Empreste ao máximo


Na era da industrialização, as empresas definiam um bom trabalho pelo que atendiam às especificações dadas. Os professores mediram um bom aluno pelas respostas corretas em um exame. Os pais definiram um bom filho por notas na escola. Se você faz o que lhe é dito, na hora, sem reclamar, sem gastar muito e atendendo aos padrões como o resto, é um bom trabalho, você será um bom funcionário / aluno / criança. Se render ao máximo era algo diferente do que deveria ser. O terrível é que isso não aconteceu naquela época, isso ainda está acontecendo hoje. Na mesma economia disruptiva.

Então, um trabalho ruim seria o oposto. Aquele que requer adaptabilidade, redesenho, reparo, reprogramar ou improvisar. O trabalho medíocre, de acordo com o status quo, será aquele que pula sobre as regras e chega onde os outros não se atrevem a chegar. Então, um mau aluno seria aquele que não se conforma com o "normal", que questiona, quem está posicionado, quem pede mais porque merece mais. E então, um filho mau seria aquele que decide ignorar o livro, os testes e as qualificações para desenvolver seu gênio. Realmente?

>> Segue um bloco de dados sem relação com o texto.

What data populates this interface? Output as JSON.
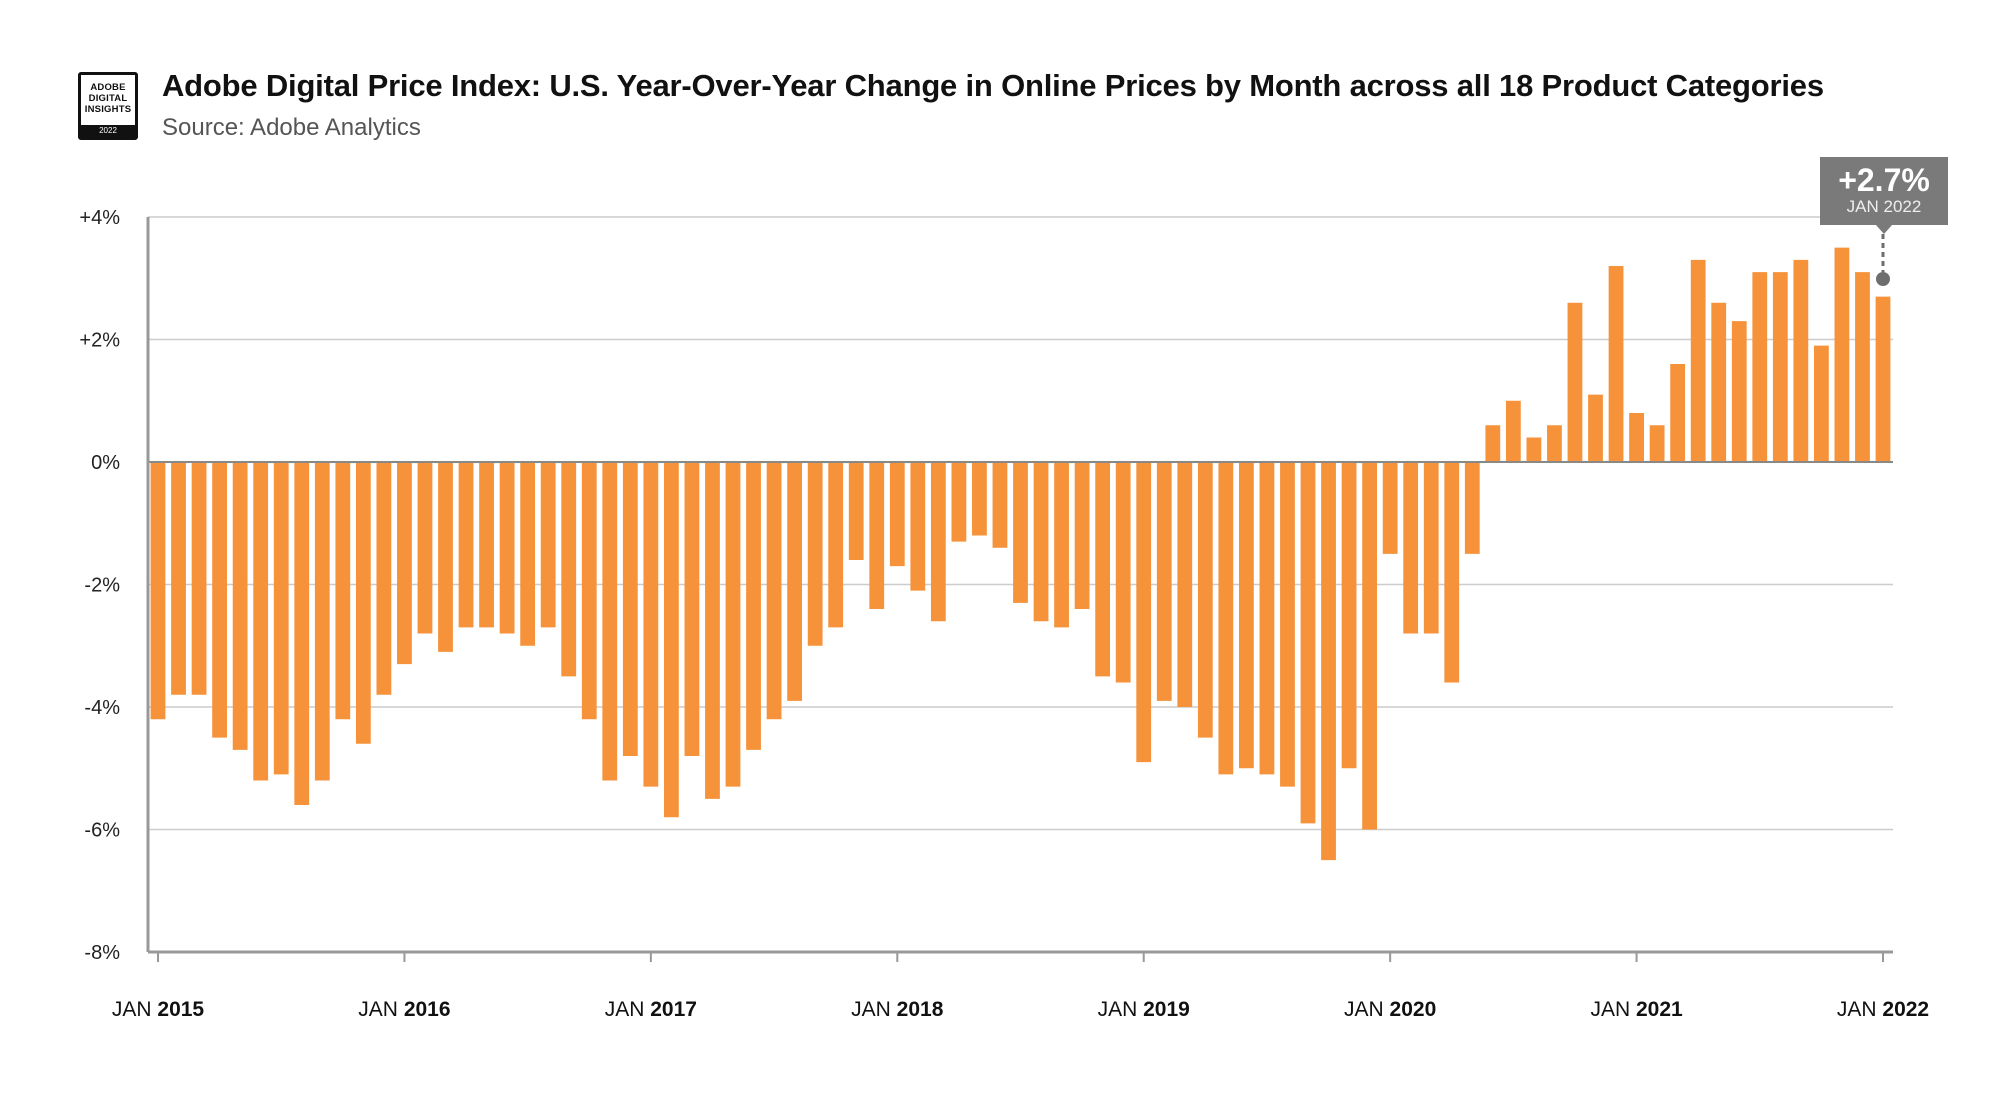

Vivemos um momento cheio de êxtase, numa economia que não pára de evoluir, assim como o modo de aprender, viver e trabalhar. Como explicou Emilio Ronco, as mudanças são tão rápidas e abruptas que superaram a capacidade de adaptação de nós, os seres humanos. Se este é o caso, e é, como ainda estamos ancorados em um sistema tão miserável?

O que realizar ao máximo significa

Hoje existem duas maneiras de realizar o máximo distintamente compreendido:

  1. Para entregar de uma maneira ótima, impactante, holística, humana e notável: uma maneira de agir, trabalhar e viver que cumpre o que significa viver hoje e, ao mesmo tempo, supera tanto as expectativas, que fixa os olhos em nós. Ótimo, porque nada sobrou ou nada está faltando, é o ponto de equilíbrio. Chocante porque visa uma mudança positiva. Holística porque alinha as dimensões física, emocional, intelectual e espiritual. Humana porque ele é vulnerável. E notável porque merece destaque. É aplicável a cada faceta, é possível pelas ferramentas, recursos e recursos que temos hoje.
  2. Render com passividade, preguiça, negatividade, ego e mediocridade: pouco a dizer sobre isso que ainda não foi dito. Este é o subproduto da industrialização. É o legado que achamos que nos deixaram, mas não, isso é apenas mais uma desculpa para não saltar para o 1º lugar.

É difícil aproveitar ao máximo cada dia de todas as maneiras possíveis. Eu sei, porque as expectativas continuam a subir. O que leva a uma nova categoria: alto desempenho pessoal. Um desempenho normal é anônimo e esquecido (embora possa ser importante). Por outro lado, uma performance pessoal, algo humanizado e, portanto, precioso, torna-se memorável porque a outra parte foi tocada por outra pessoa. Muitas vezes, muitas vezes, dar o máximo é algo pessoal, como o resultado brilhante, tão pessoal seria mais do que suficiente hoje.